How to revise and correct your own work: This ability is known as the very essence of education. The effort to revise and perfect your work can bring up panic and fear or it can inspire you to excellence. See the College Writing and Editing page.

How to build realistic self-esteem: If you break the habit of comparing yourself to others, you are on the way. Realistic self-esteem never looks down at anyone, nor does it idolize anyone. You have abilities to be excellent that are not the same of those of others. Find out what they are and forget about other people’s abilities as compared to yours.
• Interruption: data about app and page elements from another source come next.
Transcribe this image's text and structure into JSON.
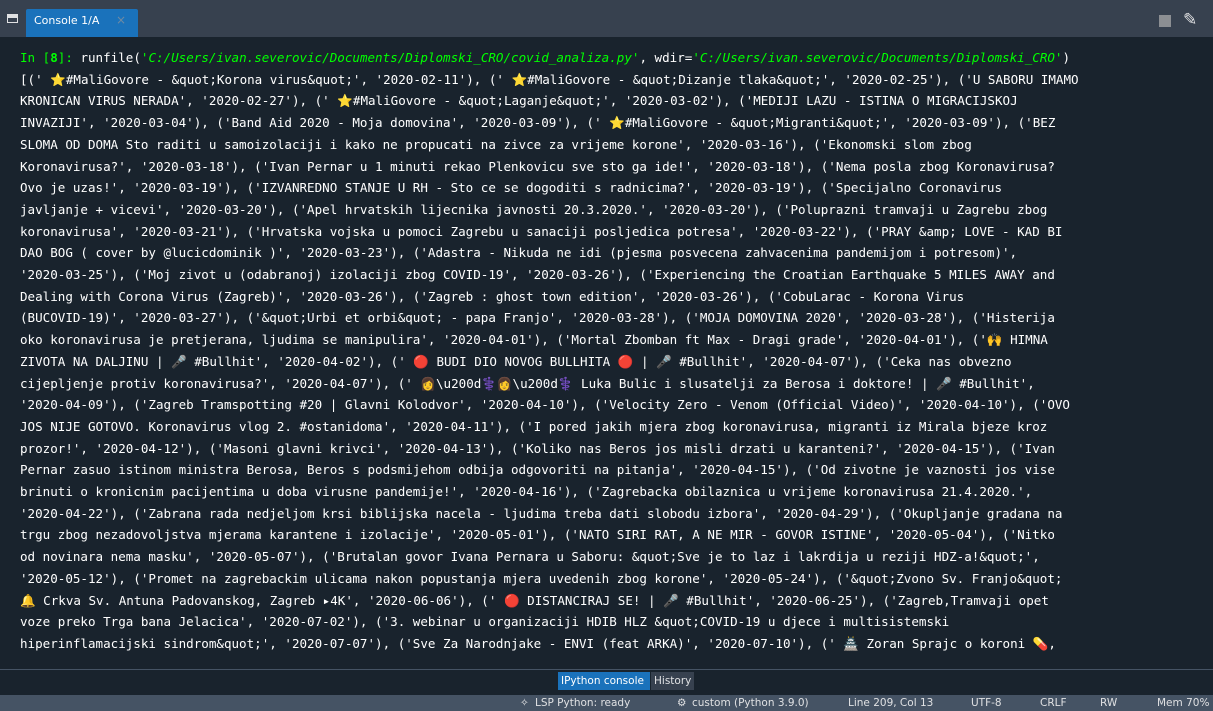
{
  "tab": {
    "title": "Console 1/A",
    "close": "×"
  },
  "console": {
    "prompt_in": "In [",
    "prompt_num": "8",
    "prompt_end": "]:",
    "cmd_pre": " runfile(",
    "cmd_path": "'C:/Users/ivan.severovic/Documents/Diplomski_CRO/covid_analiza.py'",
    "cmd_mid": ", wdir=",
    "cmd_wdir": "'C:/Users/ivan.severovic/Documents/Diplomski_CRO'",
    "cmd_end": ")",
    "output_lines": [
      "[(' ⭐#MaliGovore - &quot;Korona virus&quot;', '2020-02-11'), (' ⭐#MaliGovore - &quot;Dizanje tlaka&quot;', '2020-02-25'), ('U SABORU IMAMO",
      "KRONICAN VIRUS NERADA', '2020-02-27'), (' ⭐#MaliGovore - &quot;Laganje&quot;', '2020-03-02'), ('MEDIJI LAZU - ISTINA O MIGRACIJSKOJ",
      "INVAZIJI', '2020-03-04'), ('Band Aid 2020 - Moja domovina', '2020-03-09'), (' ⭐#MaliGovore - &quot;Migranti&quot;', '2020-03-09'), ('BEZ",
      "SLOMA OD DOMA Sto raditi u samoizolaciji i kako ne propucati na zivce za vrijeme korone', '2020-03-16'), ('Ekonomski slom zbog",
      "Koronavirusa?', '2020-03-18'), ('Ivan Pernar u 1 minuti rekao Plenkovicu sve sto ga ide!', '2020-03-18'), ('Nema posla zbog Koronavirusa?",
      "Ovo je uzas!', '2020-03-19'), ('IZVANREDNO STANJE U RH - Sto ce se dogoditi s radnicima?', '2020-03-19'), ('Specijalno Coronavirus",
      "javljanje + vicevi', '2020-03-20'), ('Apel hrvatskih lijecnika javnosti 20.3.2020.', '2020-03-20'), ('Poluprazni tramvaji u Zagrebu zbog",
      "koronavirusa', '2020-03-21'), ('Hrvatska vojska u pomoci Zagrebu u sanaciji posljedica potresa', '2020-03-22'), ('PRAY &amp; LOVE - KAD BI",
      "DAO BOG ( cover by @lucicdominik )', '2020-03-23'), ('Adastra - Nikuda ne idi (pjesma posvecena zahvacenima pandemijom i potresom)',",
      "'2020-03-25'), ('Moj zivot u (odabranoj) izolaciji zbog COVID-19', '2020-03-26'), ('Experiencing the Croatian Earthquake 5 MILES AWAY and",
      "Dealing with Corona Virus (Zagreb)', '2020-03-26'), ('Zagreb : ghost town edition', '2020-03-26'), ('CobuLarac - Korona Virus",
      "(BUCOVID-19)', '2020-03-27'), ('&quot;Urbi et orbi&quot; - papa Franjo', '2020-03-28'), ('MOJA DOMOVINA 2020', '2020-03-28'), ('Histerija",
      "oko koronavirusa je pretjerana, ljudima se manipulira', '2020-04-01'), ('Mortal Zbomban ft Max - Dragi grade', '2020-04-01'), ('🙌 HIMNA",
      "ZIVOTA NA DALJINU | 🎤 #Bullhit', '2020-04-02'), (' 🔴 BUDI DIO NOVOG BULLHITA 🔴 | 🎤 #Bullhit', '2020-04-07'), ('Ceka nas obvezno",
      "cijepljenje protiv koronavirusa?', '2020-04-07'), (' 👩\\u200d⚕️👩\\u200d⚕️ Luka Bulic i slusatelji za Berosa i doktore! | 🎤 #Bullhit',",
      "'2020-04-09'), ('Zagreb Tramspotting #20 | Glavni Kolodvor', '2020-04-10'), ('Velocity Zero - Venom (Official Video)', '2020-04-10'), ('OVO",
      "JOS NIJE GOTOVO. Koronavirus vlog 2. #ostanidoma', '2020-04-11'), ('I pored jakih mjera zbog koronavirusa, migranti iz Mirala bjeze kroz",
      "prozor!', '2020-04-12'), ('Masoni glavni krivci', '2020-04-13'), ('Koliko nas Beros jos misli drzati u karanteni?', '2020-04-15'), ('Ivan",
      "Pernar zasuo istinom ministra Berosa, Beros s podsmijehom odbija odgovoriti na pitanja', '2020-04-15'), ('Od zivotne je vaznosti jos vise",
      "brinuti o kronicnim pacijentima u doba virusne pandemije!', '2020-04-16'), ('Zagrebacka obilaznica u vrijeme koronavirusa 21.4.2020.',",
      "'2020-04-22'), ('Zabrana rada nedjeljom krsi biblijska nacela - ljudima treba dati slobodu izbora', '2020-04-29'), ('Okupljanje gradana na",
      "trgu zbog nezadovoljstva mjerama karantene i izolacije', '2020-05-01'), ('NATO SIRI RAT, A NE MIR - GOVOR ISTINE', '2020-05-04'), ('Nitko",
      "od novinara nema masku', '2020-05-07'), ('Brutalan govor Ivana Pernara u Saboru: &quot;Sve je to laz i lakrdija u reziji HDZ-a!&quot;',",
      "'2020-05-12'), ('Promet na zagrebackim ulicama nakon popustanja mjera uvedenih zbog korone', '2020-05-24'), ('&quot;Zvono Sv. Franjo&quot;",
      "🔔 Crkva Sv. Antuna Padovanskog, Zagreb ▸4K', '2020-06-06'), (' 🔴 DISTANCIRAJ SE! | 🎤 #Bullhit', '2020-06-25'), ('Zagreb,Tramvaji opet",
      "voze preko Trga bana Jelacica', '2020-07-02'), ('3. webinar u organizaciji HDIB HLZ &quot;COVID-19 u djece i multisistemski",
      "hiperinflamacijski sindrom&quot;', '2020-07-07'), ('Sve Za Narodnjake - ENVI (feat ARKA)', '2020-07-10'), (' 🏯 Zoran Sprajc o koroni 💊,"
    ]
  },
  "bottom_tabs": {
    "ipython": "IPython console",
    "history": "History"
  },
  "status": {
    "lsp": "LSP Python: ready",
    "env": "custom (Python 3.9.0)",
    "position": "Line 209, Col 13",
    "encoding": "UTF-8",
    "eol": "CRLF",
    "rw": "RW",
    "mem": "Mem 70%"
  },
  "colors": {
    "background": "#19232d",
    "accent": "#1a72bb",
    "prompt": "#00ff00"
  }
}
How to feel empowered in society: Know yourself! Know your abilities and you’ll find many ways to be productive. You’ll never be lacking; you’ll never feel like a victim. You’ll use your setbacks as stepping stones.

 

Our Thesis about the Nature of Teaching and Learning

o Students have far more potential than they are usually told.
o Students are often distracted from their potential by irrelevant studies as well as by peer pressure, “drama,” work/income pressure, social media, entertainment, and consumer products.
o Students who make the commitment to focus on Self-Actualized Learning can navigate the minefield of irrelevance and make their best vision of themselves REAL.
o Students know more than they think they know, and they can trust their intuition as well as their ordinary thought processes.
o Students can take charge of their own ATTITUDES and change any that no longer serve them.
o Rational thinking is not always rational; it is clouded by conditioning, tradition, fear, mis-education, etc. “Rationalization” (making something that is untrue look rational) is an attitude that unfortunately may be more common than truth-seeking.

o Students can make good decisions by trusting their intuition & positive emotions. Positive emotion is based on love of self and others, and is impossible to distort or exploit. Genuine love doesn’t lie or try to control others.

VALUABLE INFO FROM KEN BAIN’S EIGHT POINTS OF ADVICE IF YOU WOULD CHOOSE TO BE ONE OF THE BEST COLLEGE STUDENTS
From his book What the Best College Students Do, a quality guidebook for getting the most out of your college experience
There are three types of learners: surface, who do as little as possible to get by; strategic, who aim for top grades rather than true understanding; and deep learners, who leave college with a real, rich education.
How many of the following are you doing?

  1. Pursue passion, not A’s.
  2. Get comfortable with failure.
  3. Make a personal connection to your studies.
  4. Read and think actively.
  5. Ask big questions.
  6. Cultivate empathy for others.
  7. Set goals (a vision of yourself) and make them real.
  8. Find a way to contribute to others.